Ventricular tachycardia ablation



Ventricular tachycardia ablation, also called VT ablation, uses cold or heat energy to create tiny scars in the heart. The scars block faulty signals that cause a rapid, erratic heartbeat.

VT ablation is a treatment for a type of irregular heartbeat called ventricular tachycardia. Ventricular tachycardia occurs when the heart's signals make the lower heart chambers beat too quickly. The lower heart chambers are called the ventricles. The goal of VT ablation is to restore a regular heart rhythm.

Why it's done

This type of cardiac ablation may be done if you have a type of fast, erratic heartbeat called ventricular tachycardia. If you have an implantable cardioverter-defibrillator (ICD), VT ablation may reduce the number of shocks you receive from the device.

VT ablation isn't recommended for all types of ventricular tachycardia. Your care team may suggest medicines and other procedures first.

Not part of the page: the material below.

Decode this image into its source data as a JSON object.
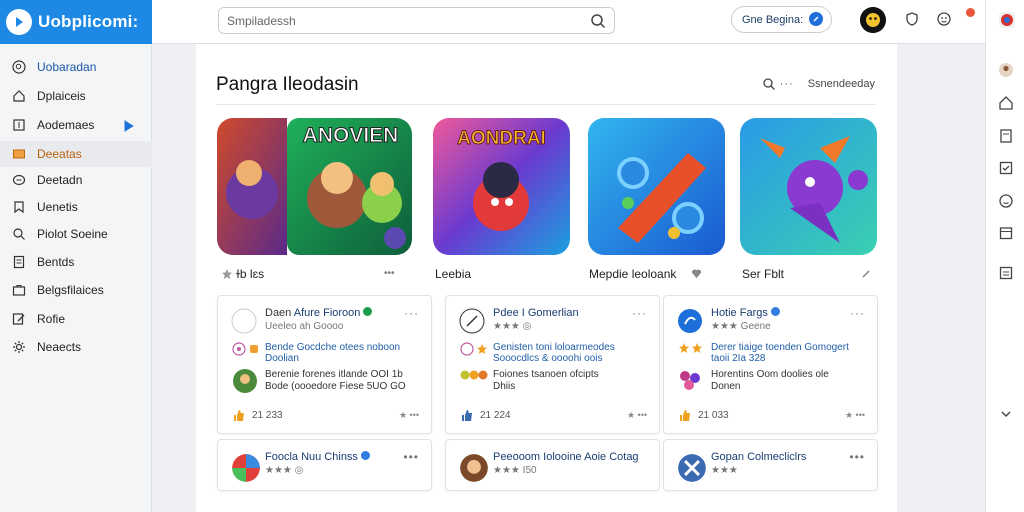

Discuss your treatment options with a healthcare professional. Together you can talk about the pros and cons of VT ablation.

What you can expect

Heart during epicardial ablation
Epicardial ablation

Epicardial ablation

Heart during epicardial ablation

Epicardial ablation is a treatment for irregular heartbeats. During epicardial ablation, heat or cold energy is used to create tiny scars on the outside of the heart. The scars block faulty electrical signals that cause the heart to beat too fast. During the treatment, tubes called catheters are used. The tubes go through the skin on the chest and into the space around the heart, called the pericardial space.

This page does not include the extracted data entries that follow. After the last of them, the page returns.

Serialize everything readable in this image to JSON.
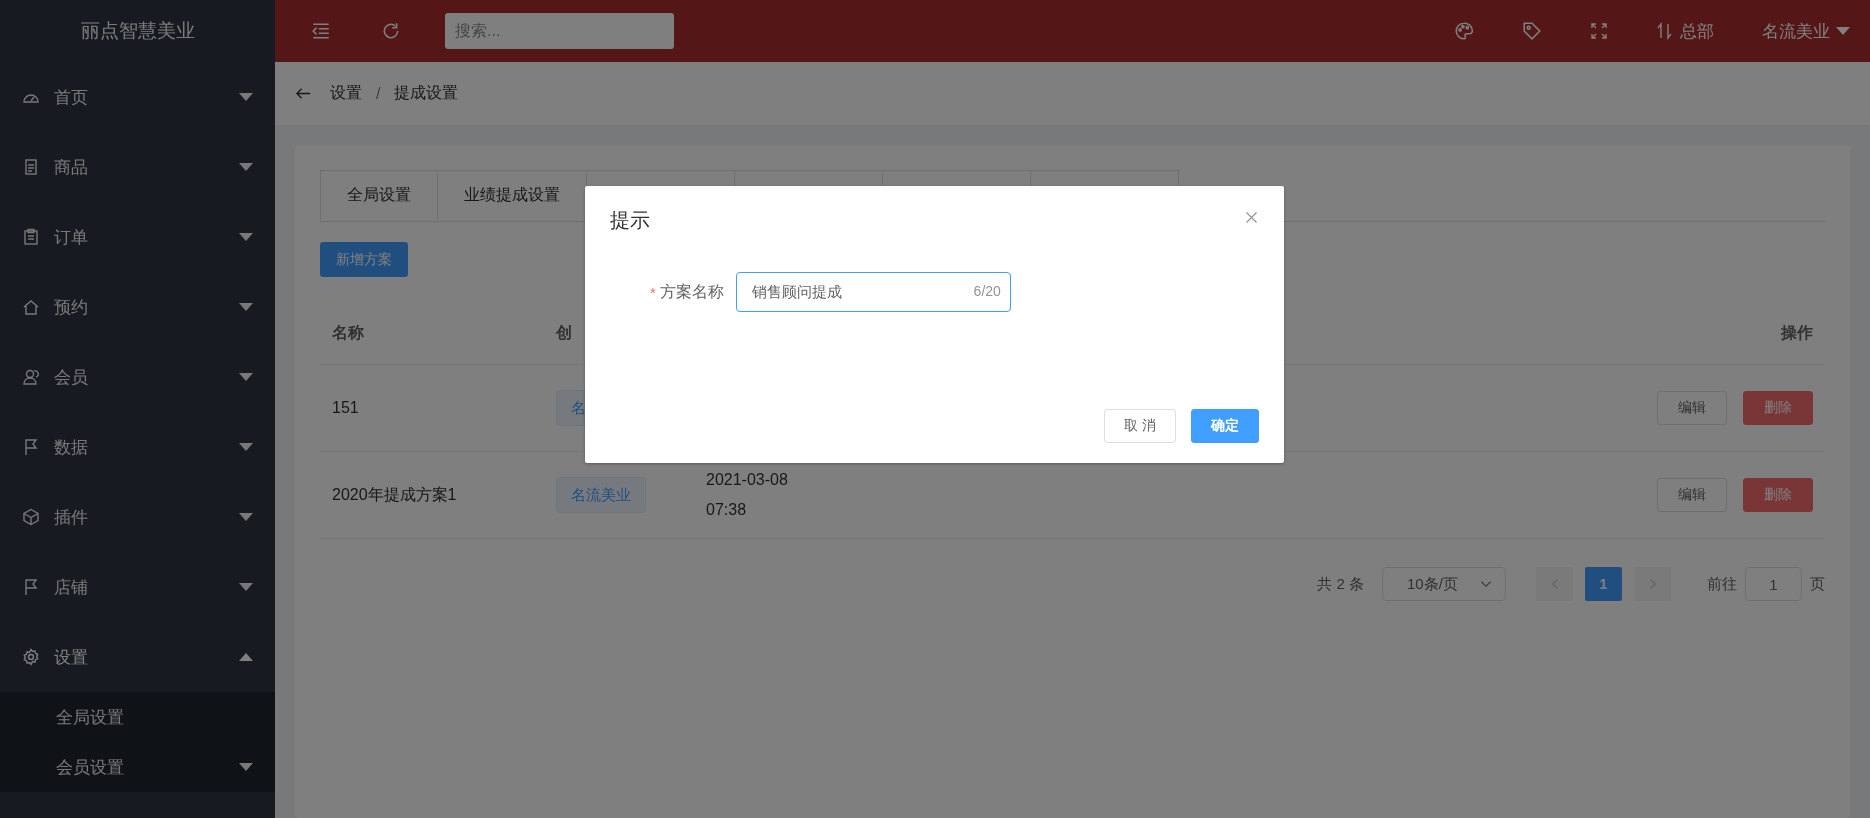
{
  "sidebar": {
    "logo": "丽点智慧美业",
    "items": [
      {
        "label": "首页",
        "expanded": false
      },
      {
        "label": "商品",
        "expanded": false
      },
      {
        "label": "订单",
        "expanded": false
      },
      {
        "label": "预约",
        "expanded": false
      },
      {
        "label": "会员",
        "expanded": false
      },
      {
        "label": "数据",
        "expanded": false
      },
      {
        "label": "插件",
        "expanded": false
      },
      {
        "label": "店铺",
        "expanded": false
      },
      {
        "label": "设置",
        "expanded": true,
        "children": [
          {
            "label": "全局设置",
            "kind": "link"
          },
          {
            "label": "会员设置",
            "kind": "group"
          }
        ]
      }
    ]
  },
  "topbar": {
    "search_placeholder": "搜索...",
    "org_switch": "总部",
    "store": "名流美业"
  },
  "breadcrumb": {
    "items": [
      "设置",
      "提成设置"
    ],
    "separator": "/"
  },
  "tabs": [
    {
      "label": "全局设置"
    },
    {
      "label": "业绩提成设置"
    }
  ],
  "add_button": "新增方案",
  "table": {
    "columns": [
      "名称",
      "创",
      "操作"
    ],
    "rows": [
      {
        "name": "151",
        "store": "名",
        "created": [],
        "actions": [
          "编辑",
          "删除"
        ]
      },
      {
        "name": "2020年提成方案1",
        "store": "名流美业",
        "created": [
          "2021-03-08",
          "07:38"
        ],
        "actions": [
          "编辑",
          "删除"
        ]
      }
    ]
  },
  "pagination": {
    "total": "共 2 条",
    "page_size": "10条/页",
    "pages": [
      {
        "label": "1",
        "selected": true
      }
    ],
    "jump_label": "前往",
    "jump_value": "1",
    "jump_suffix": "页"
  },
  "dialog": {
    "title": "提示",
    "field": {
      "required_mark": "*",
      "label": "方案名称",
      "value": "销售顾问提成",
      "counter": "6/20",
      "focused": true
    },
    "buttons": [
      {
        "label": "取 消",
        "kind": "default"
      },
      {
        "label": "确定",
        "kind": "primary"
      }
    ]
  }
}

Ventricular tachycardia ablation is done in the hospital. Before the procedure, you usually get a medicine called a sedative that helps you relax.

The amount of sedation needed for the procedure depends on the specific type of irregular heartbeat and your overall health. You may be fully awake or lightly sedated. Some people get a combination of medicines, called general anesthesia, to put them in a sleep-like state.

The doctor inserts a long flexible tube called a catheter into a blood vessel, usually in the groin area. The catheter is gently guided to the heart.

Sensors on the tip of the catheter send electrical signals and record the heart's electricity. Your care team uses this information to determine the best place to apply the VT ablation treatment.

One of the following ablation techniques is used to create small scars in the heart and block irregular heart rhythms.

  • Heat, known as radiofrequency energy.
  • Extreme cold, known as cryoablation.

VT ablation may be done from inside or outside the heart. Sometimes, treatment is done at both locations.

  • Inside the heart. If the irregular heartbeat is coming from inside the heart, the doctor guides the catheter to this area. Heat or cold energy is applied to the target area. The energy damages the tissue and causes scarring. This helps block the electrical signals that cause ventricular tachycardia.
  • Outside the heart, also called epicardial ablation. If the irregular heartbeat starts in tissue outside the heart, the doctor places a needle through the skin on the chest and into the lining of the fluid-filled sack around the heart. A hollow tube called a sheath is then inserted. Flexible tubes called catheters go through the sheath to access the outside surface of the heart. Heat or cold energy can be used during epicardial ablation.

VT ablation takes about 3 to 6 hours. Afterward, you go to a recovery area where a care team closely watches you. You may stay overnight in the hospital.


Most people see improvements in their quality of life after VT ablation. You may feel less tired or experience fewer ICD shocks. However, sometimes the irregular heart rhythm returns. You may need a repeat procedure, or you and your care team might discuss other treatments.